© 2008 Adrianne

On the Drive to Rhinebeck

There was a brief time in my life when I thought I might smoke cigarettes. I thought I might “be a smoker”. It was the beginning of my junior year at Bard: I had just knit my first pair of leggings, cut my hair short and dyed it black, and had recently discovered boys’ baseball shirts and lace headbands. I sincerely doubted that I would ever feel this pretty again.

Some context:

  1. 1. A year before The Day I Considered Smoking had been notable due to a conversation I had with my then-new-boyfriend Adam, in which I informed him that every time I saw him smoking, it was like watching him vomit all over himself. “It’s absolutely repulsive,” I told him. “There is literally nothing more disgusting you could do in front of me.”
  2. 2. The day before The Day I Considered Smoking, I’d seen a kid speeding on his bicycle down the hill from the cafeteria to our campus center, buck naked. “Wheeee!” he’d cried.
  3. 3. I had spent the first part of The Day I Considered Smoking unpacking and arranging my closet. If there’s one thing sure to put me in a good mood, and thus open to terrible ideas, it’s a well-arranged closet.

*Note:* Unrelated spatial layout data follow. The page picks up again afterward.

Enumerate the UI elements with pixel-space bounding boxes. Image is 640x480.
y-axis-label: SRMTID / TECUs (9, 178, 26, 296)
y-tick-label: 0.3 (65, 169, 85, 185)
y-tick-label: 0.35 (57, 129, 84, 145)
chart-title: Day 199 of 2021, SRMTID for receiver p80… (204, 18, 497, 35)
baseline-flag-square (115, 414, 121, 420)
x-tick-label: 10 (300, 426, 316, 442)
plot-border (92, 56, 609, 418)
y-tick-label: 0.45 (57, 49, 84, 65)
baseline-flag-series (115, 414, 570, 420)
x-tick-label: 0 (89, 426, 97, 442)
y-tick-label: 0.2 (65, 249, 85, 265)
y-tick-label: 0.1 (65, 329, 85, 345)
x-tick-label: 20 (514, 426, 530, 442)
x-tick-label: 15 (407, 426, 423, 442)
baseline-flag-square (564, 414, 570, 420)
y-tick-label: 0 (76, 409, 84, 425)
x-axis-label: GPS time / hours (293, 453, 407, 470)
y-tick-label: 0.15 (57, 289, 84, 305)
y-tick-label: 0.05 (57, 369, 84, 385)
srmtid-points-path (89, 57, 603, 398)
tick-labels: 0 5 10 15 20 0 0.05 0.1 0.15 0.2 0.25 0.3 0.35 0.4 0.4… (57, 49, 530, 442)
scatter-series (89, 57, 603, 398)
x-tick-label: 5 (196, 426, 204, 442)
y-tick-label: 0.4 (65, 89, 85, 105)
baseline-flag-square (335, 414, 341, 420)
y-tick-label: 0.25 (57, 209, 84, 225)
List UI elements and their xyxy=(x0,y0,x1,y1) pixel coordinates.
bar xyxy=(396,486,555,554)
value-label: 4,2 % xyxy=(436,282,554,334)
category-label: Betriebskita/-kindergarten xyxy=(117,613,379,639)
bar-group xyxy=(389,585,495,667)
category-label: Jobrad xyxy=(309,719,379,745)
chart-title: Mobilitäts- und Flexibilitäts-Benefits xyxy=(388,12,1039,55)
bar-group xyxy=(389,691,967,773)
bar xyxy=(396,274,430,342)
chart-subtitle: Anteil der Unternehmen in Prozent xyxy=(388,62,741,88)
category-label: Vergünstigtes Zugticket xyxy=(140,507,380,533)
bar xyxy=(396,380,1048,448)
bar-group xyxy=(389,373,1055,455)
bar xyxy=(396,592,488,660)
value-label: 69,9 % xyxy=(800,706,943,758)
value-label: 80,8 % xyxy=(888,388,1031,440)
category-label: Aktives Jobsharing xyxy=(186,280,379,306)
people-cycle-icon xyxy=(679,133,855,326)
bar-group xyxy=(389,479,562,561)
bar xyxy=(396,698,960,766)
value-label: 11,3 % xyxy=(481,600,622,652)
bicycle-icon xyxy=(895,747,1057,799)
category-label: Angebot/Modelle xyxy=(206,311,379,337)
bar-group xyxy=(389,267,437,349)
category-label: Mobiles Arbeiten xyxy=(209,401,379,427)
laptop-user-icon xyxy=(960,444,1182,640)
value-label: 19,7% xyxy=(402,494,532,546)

“Hey, Adrianne!” Adam called to me from across the quad. “Do you want to come with Tony and me to the tobacco shop in Rhinebeck?”

Hell. Yes.

I could start with cloves, I decided — those sweet cinnamon sticks nobody was supposed to inhale. The brown paper crackling between my fingers, I would have a reason to stand outside in the winter months, surrounded by my comrades bundled in sweaters with hands like ice. I could stare into the distance meaningfully, or un-meaningfully. Everywhere I went, I would be followed by the scent of campfire and chai. You could ask me for a light! All my nonsmoking life, I’ve wanted to be asked for a light.

Hell. Yes.

We piled into Tony’s car and lurched out of the dirt parking lot, filling the cool air with dust.

It’s one of those moments that I replay often, in certain moods: the impulsiveness of it, that sudden shift from closet arranging into journey/adventure, two people whom I had missed desperately those past few months just sitting in the front seat as Anita O’Day crooned through the speakers, the trees of upstate New York spreading their arms over Route 9, everything crimson and gold paper fluttering around us like confetti. Sing, sing, sing, sing. Everybody’s got to sing. Rhinebeck is ahead, and important life decisions: will I smoke cloves or roll my own cigarettes, will I be a matches or a Zippo kind of girl, which glass jar will ensnare me for life with its aromatic promises of grandeur?

It is the last time I can remember feeling thrilled by the simple reality of a friend’s driver’s license. That freedom and joy, to just be in a car together, debating destinations, routes, stops along the way. Anything is possible and everything is beautiful, on that drive to Rhinebeck.

2 Comments

  1. monica
    Posted November 2, 2008 at 6:42 pm | #

    I miss you guys, too!

  2. Posted November 10, 2008 at 1:25 pm | #

    I’m surprised you actually remember what I was playing in the car that day (pleasantly). Autumn, I think, will always be prettiest in Bard in my mind.